El Parque Micológico denominado Montes del Noroeste Zamorano, acaba de ser declarado por la Junta de Castilla y León como el tercer parque micológico de Castilla y León, una nueva figura que ya ostentan otros dos parques en Soria y Salamanca y que ahora llega a Zamora. Afecta a once municipios y más de veintiuna mil hectáreas.

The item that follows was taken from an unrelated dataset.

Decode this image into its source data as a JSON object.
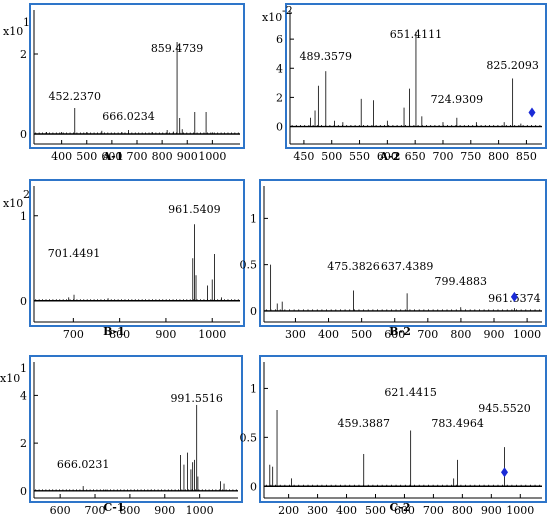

El Parque Micológico Montes del Noroeste Zamorano, con clave identificativa PMZA-50001, aglutina la superficie ocupada por el hasta ahora acotado micológico ZA-50.004, cuya titularidad es de los ayuntamientos de Asturianos, Peque, Brime de Sog, Espadañedo, Ferreruela de Tábara, Riofrío de Aliste, Santibañez de Vidriales, San Pedro de Ceque, San Vitero, Viñas de Aliste y Trabazos. En total, 21.326,02 hectáreas de hábitats productores de setas, mayoritariamente montes utilidad pública y en menor medida terrenos patrimoniales, que forman este Parque Micológico con un periodo de vigencia hasta el 14 de marzo de 2029.

La declaración del parque micológico contribuirá en mayor medida al logro de los objetivos establecidos inicialmente en el acotado para garantizar la persistencia del recurso micológico a través de una gestión ordenada y sostenible. También favorecerá un mejor desarrollo de la actividad económica, actual y potencial, de los aprovechamientos micológicos, siendo al mismo tiempo motor para el desarrollo rural en los municipios integrantes del Parque.

Para recolectar setas en los montes del Parque se seguirán los mismos criterios que existían en el Acotado Micológico «Montes de Zamora» antes de su declaración, por lo que no supondrá pérdida de derechos para los recolectores ni para los ayuntamientos propietarios de los montes. El aprovechamiento comercial y recreativo se regirá por un sistema de permisos similar al ya instaurado para el acotado y con los mismos precios, si bien se regula la posibilidad de realizar acciones divulgativas, educativas y científicas en el territorio del Parque.  Estos permisos de recolección se podrán adquirir en los puntos de expedición (ayuntamientos del Parque) o a través de la página Web  http://www.micocyl.es/.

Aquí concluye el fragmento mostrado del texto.